In Focus: Renate Sami 3
With Pyramids
(Mit Pyramiden)
Renate Sami | 1990 | Germany | 93’ | 16mm
“I could say Mit Pyramiden is a film about Egypt. About Cairo, about the people there, the streets, the history of the country, the sounds, the light, about the colours, the religions, the sand, the pyramids. I see and I hear. Cars honking, cars standing around everywhere, people in long clothes, including men. Renate Sami shows me everything as if I were seeing it for the first time. I’m the one discovering life in the images. I follow her traces in the other culture. I hear that I hear and I see that I see. Nothing is covered up with words or music. Life shows itself. It is as if a veil were continuously falling. It is like a cleansing of the senses. My intellect wakes up. The explosions of editing do this. Things collide that I would not have suspected. They generate a new space outside the film. The pleasure of the unexpected wonder between the images gives the film an energy all its own.” (Ute Aurand)

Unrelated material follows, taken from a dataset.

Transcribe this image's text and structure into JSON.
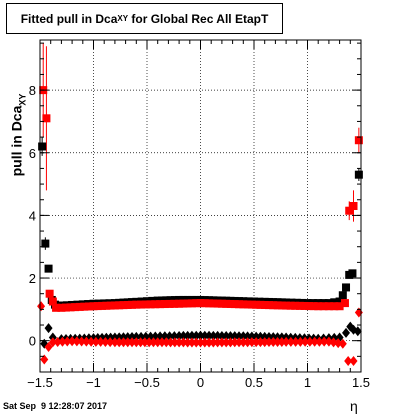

In collaboration with the Goethe-Institut & thanks to the Deutsche Kinemathek
With an introduction by Ute Aurand
Ute Aurand (Germany, 1957) has been a central figure of Berlin’s experimental film scene since the 1980s and is one the most significant filmmakers active in the 16mm diary and portrait tradition today. As a film programmer, she has championed work by women filmmakers, often showing her films in dialogue with those of fellow filmmakers and friends. Together with Renate Sami, Aurand organized the legendary screening series FilmSamstag at Kino Arsenal (1997-2007).